Какая-либо юридическая база, учитывающая последствия терапии на репрезентацию пациентом психотравмирующей ситуации, отсутствует. Ведь в процессе дестабилизации травмирующего эпизода многие детали искажаются и «стираются», а это не может не влиять на показания потерпевшего.
Другой вариант диссоциативной амнезии обязательно присутствует на этапе посттравматических изменений личности – травматические воспоминания подавлены и вроде престали быть актуальными. На первый план выходят патохарактерологические изменения личности, алекситимия и аддиктивное поведение, которые провоцируют вторичную травматизацию личности. Что делать с первичной травмой? Единого мнения среди ученых нет. Одни утверждают, что раз первичная травма перестала быть актуальной, ее незачем трогать. Другие считают, что нужно «активировать и отработать» основную психотравму, несмотря на ее амнезию. Истина, как всегда, где-то посередине. Я в своей практике предпочитаю извлекать и перерабатывать первичную психотравму.
Глава 16. Гипнотерапия
Очень часто у людей, не только у обывателей, при слове «гипноз» возникают ассоциации с волшебством, магией, чудом, когда самому ничего не надо делать: раз – и проблемы нет. Очень заманчиво внушить человеку с ПТСР, что ничего плохого не было, ему приснился кошмарный сон после обильного ужина, еще что-то похожее. Или внушить клиенту полную амнезию травматического эпизода. Это, в принципе, можно сделать, но только если хочется нагадить конкретному человеку. Клиент имеет в памяти эпизод, который связан с сильной эмоциональной реакцией, и если мы создаем дублирующий эпизод, он будет связан с гораздо более слабой или нейтральной эмоциональной реакцией. Возникает отнюдь не подавление дубликата реального события, а противостояние двух эпизодов в памяти. Чем не шизофрения?

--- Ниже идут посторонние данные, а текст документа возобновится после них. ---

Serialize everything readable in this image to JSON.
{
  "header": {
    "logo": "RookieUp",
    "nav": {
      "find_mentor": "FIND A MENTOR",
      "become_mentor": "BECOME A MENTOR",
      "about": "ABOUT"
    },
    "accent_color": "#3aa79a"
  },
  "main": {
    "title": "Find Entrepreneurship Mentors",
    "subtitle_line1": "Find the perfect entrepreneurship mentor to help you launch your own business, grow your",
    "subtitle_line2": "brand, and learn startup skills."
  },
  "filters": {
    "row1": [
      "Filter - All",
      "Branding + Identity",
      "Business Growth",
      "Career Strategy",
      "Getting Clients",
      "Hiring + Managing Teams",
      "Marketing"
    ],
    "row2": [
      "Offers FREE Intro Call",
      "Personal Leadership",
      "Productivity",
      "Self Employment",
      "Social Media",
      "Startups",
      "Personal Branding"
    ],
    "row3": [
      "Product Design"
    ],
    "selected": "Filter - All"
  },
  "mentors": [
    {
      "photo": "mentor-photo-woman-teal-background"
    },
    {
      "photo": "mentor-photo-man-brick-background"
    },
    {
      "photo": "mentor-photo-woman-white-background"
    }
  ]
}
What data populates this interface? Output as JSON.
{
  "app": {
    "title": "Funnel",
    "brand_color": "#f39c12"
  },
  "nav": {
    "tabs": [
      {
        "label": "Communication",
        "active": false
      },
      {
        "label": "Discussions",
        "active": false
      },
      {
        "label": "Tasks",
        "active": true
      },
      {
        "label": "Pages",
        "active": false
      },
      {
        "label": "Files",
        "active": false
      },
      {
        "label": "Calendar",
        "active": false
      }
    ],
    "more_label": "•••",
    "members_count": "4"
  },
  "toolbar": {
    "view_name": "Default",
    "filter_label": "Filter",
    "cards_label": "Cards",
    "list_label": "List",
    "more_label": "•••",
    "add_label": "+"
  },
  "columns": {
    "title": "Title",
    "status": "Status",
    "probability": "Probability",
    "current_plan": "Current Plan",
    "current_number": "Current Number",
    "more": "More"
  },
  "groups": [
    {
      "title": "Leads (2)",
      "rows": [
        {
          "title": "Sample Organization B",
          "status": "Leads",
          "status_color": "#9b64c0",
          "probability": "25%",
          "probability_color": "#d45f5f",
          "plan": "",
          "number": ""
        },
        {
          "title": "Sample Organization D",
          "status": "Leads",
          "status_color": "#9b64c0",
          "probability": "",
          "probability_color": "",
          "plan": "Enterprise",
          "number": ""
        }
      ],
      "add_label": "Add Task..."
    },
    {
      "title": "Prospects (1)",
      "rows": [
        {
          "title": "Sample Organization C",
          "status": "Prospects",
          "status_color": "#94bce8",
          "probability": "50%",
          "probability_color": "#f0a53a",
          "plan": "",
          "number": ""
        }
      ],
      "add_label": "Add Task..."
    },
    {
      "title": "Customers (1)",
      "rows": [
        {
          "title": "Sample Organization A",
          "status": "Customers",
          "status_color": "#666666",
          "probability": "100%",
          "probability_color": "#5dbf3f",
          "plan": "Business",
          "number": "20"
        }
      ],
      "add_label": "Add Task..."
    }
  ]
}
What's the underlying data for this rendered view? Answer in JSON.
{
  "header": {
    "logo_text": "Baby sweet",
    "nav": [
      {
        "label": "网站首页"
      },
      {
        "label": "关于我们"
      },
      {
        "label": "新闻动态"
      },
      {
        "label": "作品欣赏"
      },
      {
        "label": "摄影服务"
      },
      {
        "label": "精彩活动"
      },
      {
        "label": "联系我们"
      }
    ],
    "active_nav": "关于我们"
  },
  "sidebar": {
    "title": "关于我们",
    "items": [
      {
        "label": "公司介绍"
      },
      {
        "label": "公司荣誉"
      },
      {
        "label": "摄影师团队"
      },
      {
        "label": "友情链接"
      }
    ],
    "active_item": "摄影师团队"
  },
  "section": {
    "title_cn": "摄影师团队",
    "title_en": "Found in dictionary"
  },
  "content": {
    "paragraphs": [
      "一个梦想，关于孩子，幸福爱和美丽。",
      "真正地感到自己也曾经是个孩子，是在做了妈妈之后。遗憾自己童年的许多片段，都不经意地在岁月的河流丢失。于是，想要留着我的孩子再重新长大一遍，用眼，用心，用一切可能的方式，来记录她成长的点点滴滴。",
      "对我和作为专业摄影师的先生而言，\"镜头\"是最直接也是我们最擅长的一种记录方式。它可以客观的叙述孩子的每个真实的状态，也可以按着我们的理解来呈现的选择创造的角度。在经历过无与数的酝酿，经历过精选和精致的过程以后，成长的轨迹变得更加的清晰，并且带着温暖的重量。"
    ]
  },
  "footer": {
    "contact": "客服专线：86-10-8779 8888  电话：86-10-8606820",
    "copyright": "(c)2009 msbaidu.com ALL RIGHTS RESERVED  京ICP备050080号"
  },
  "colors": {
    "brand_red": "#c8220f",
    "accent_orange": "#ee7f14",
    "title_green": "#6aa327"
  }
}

«Мы не изменяем первоначальный опыт, а добиваемся изменения восприятия, которое теперь становится воспоминанием об этом опыте» (М. Эриксон, «Человек из февраля»).
Изменить восприятие можно разными способами. Наиболее простой – полный пересказ события: чем больше пациент говорит о травматическом, тем менее оно сохраняет травматичность. Такая десенсибилизация приводит к тому, что трагическая ситуация становится чем-то вроде «старой шляпы» (там же, откуда взята цитата, приведенная выше). М. Эриксон приводит пример со своей матерью. Когда та увидела рядом с маленькой внучкой гремучую змею, взяла швабру и вымела гадину за порог. Мать множество раз пересказывала это событие, используя одну и ту же интонацию, одни и те же выражения, например называя змею «миссис». Продолжала это делать и через 10 лет, и через 20, и через 30 после события.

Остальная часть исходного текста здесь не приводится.